Starbucks’s New Policy: Buy Something or Get Out

Starbucks recently announced that people who don’t buy anything will no longer be welcome to sit in the store or even use the bathroom. While this policy is reasonable on its face (why should they tolerate people loitering in their cafe for free?), why do I get the feeling that the wealthy CEO who decided on it didn’t think or care about the Starbucks employees who will have to actually enforce his edict? Those workers have enough on their plates without keeping track of who has been in the store for how long without ordering something. And they definitely don’t get paid enough to then have potentially heated confrontations with people who may not appreciate being asked to leave.

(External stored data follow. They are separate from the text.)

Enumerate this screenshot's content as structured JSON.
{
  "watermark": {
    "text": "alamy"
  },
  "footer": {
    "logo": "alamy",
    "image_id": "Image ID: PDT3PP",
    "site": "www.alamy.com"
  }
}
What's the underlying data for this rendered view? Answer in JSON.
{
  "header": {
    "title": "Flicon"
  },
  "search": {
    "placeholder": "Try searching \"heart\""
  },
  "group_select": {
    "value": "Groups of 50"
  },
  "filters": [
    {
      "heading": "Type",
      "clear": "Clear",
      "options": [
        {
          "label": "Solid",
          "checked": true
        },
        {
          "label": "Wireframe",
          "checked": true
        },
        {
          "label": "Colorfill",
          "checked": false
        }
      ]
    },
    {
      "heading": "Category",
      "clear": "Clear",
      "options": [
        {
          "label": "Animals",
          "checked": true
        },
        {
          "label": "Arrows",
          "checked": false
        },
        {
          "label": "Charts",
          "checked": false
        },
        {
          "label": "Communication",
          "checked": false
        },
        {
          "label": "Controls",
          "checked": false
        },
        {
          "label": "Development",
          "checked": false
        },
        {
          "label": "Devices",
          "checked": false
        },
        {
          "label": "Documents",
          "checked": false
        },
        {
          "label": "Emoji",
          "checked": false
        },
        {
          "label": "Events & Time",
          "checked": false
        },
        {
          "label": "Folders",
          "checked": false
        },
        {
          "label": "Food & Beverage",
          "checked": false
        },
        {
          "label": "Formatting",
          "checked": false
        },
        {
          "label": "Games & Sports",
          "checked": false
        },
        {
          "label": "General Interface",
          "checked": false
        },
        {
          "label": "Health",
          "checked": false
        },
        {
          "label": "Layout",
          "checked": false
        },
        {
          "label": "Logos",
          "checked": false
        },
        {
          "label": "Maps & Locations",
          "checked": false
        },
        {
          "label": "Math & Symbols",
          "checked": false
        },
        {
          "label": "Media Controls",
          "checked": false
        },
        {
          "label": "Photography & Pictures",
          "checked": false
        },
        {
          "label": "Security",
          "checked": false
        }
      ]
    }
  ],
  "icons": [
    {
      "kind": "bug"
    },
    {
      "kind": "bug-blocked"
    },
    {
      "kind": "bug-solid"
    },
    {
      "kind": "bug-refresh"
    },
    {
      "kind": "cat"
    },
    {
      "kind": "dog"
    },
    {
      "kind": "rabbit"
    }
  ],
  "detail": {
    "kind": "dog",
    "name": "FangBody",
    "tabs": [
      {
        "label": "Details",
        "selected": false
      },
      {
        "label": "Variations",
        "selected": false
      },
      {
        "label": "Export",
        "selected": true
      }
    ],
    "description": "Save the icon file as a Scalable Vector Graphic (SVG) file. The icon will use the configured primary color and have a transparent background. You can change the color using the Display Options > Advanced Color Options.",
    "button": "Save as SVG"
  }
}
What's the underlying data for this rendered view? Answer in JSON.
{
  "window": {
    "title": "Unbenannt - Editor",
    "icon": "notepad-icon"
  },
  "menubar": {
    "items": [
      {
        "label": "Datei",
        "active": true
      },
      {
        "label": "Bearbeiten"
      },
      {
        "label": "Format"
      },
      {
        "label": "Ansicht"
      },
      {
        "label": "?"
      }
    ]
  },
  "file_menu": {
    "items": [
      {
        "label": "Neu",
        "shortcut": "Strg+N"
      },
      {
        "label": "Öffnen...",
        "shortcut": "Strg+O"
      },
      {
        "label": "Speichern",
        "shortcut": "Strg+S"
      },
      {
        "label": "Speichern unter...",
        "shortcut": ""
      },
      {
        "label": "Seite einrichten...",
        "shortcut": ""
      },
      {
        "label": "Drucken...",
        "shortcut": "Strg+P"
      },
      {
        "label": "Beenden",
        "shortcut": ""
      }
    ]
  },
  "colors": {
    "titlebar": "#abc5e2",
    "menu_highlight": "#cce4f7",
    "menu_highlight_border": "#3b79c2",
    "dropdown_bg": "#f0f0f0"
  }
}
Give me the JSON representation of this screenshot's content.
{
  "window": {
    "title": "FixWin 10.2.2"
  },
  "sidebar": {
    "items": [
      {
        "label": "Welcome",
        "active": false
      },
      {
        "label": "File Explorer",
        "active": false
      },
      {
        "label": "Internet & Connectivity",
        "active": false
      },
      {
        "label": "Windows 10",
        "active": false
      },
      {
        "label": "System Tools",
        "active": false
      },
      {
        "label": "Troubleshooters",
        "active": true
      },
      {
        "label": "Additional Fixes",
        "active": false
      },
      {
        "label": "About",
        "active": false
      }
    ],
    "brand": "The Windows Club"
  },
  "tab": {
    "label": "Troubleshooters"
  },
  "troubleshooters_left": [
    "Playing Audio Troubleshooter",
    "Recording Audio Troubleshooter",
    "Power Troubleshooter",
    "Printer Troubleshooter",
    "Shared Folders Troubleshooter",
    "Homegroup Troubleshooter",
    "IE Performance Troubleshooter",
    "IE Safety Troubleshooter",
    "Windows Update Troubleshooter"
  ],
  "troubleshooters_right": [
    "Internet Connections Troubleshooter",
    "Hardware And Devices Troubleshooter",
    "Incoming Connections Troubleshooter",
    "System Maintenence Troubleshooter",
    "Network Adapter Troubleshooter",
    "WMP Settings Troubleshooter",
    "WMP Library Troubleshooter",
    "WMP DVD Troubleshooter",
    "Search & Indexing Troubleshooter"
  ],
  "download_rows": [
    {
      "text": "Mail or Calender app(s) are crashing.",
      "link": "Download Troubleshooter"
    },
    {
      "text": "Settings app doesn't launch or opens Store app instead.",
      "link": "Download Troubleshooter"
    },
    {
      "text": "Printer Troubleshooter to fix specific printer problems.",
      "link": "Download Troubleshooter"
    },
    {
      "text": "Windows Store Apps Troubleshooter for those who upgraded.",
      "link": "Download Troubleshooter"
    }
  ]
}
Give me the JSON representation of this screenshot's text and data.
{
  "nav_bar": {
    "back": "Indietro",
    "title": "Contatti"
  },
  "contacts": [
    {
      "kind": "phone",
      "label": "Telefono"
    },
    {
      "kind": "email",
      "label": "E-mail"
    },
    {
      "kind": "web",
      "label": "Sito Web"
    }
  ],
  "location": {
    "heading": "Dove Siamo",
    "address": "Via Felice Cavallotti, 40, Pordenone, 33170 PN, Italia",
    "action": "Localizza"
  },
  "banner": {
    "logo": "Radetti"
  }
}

And if you think everyone is just going to shyly slink away and go, a little anecdote for you. I was once in a Starbucks in a low-income neighborhood in which literally no one sitting down had ordered anything (yes, I was one of the freeloaders). The manager, a short, young white girl, got tired of it and started going to everybody in the store one by one to politely inform them that the tables were for paying customers only. When she came to me, I promised that I would order something, and she moved on. Then a few tables later, she encountered an older black gentleman whose height towered over her diminutive form. He demanded to know “Why are you telling ME?”, and continued to do so in an increasingly angry tone, despite the manager’s assurances (and the fact she had been walking from table to table) that she was telling everyone. It didn’t matter - it soon became clear that the man believed this was a racial issue and that he was being singled out because he was black. The manager repeated herself one more time, then basically backed down, the man glaring angrily at her as she walked away.

And mind you, I witnessed this randomly, the first time I ever saw a manager try to eject loiterers. That is what Starbucks employees are going to be faced with, probably on a regular basis, if they have to actually enforce this policy handed down from a CEO’s cushy, safe corner office.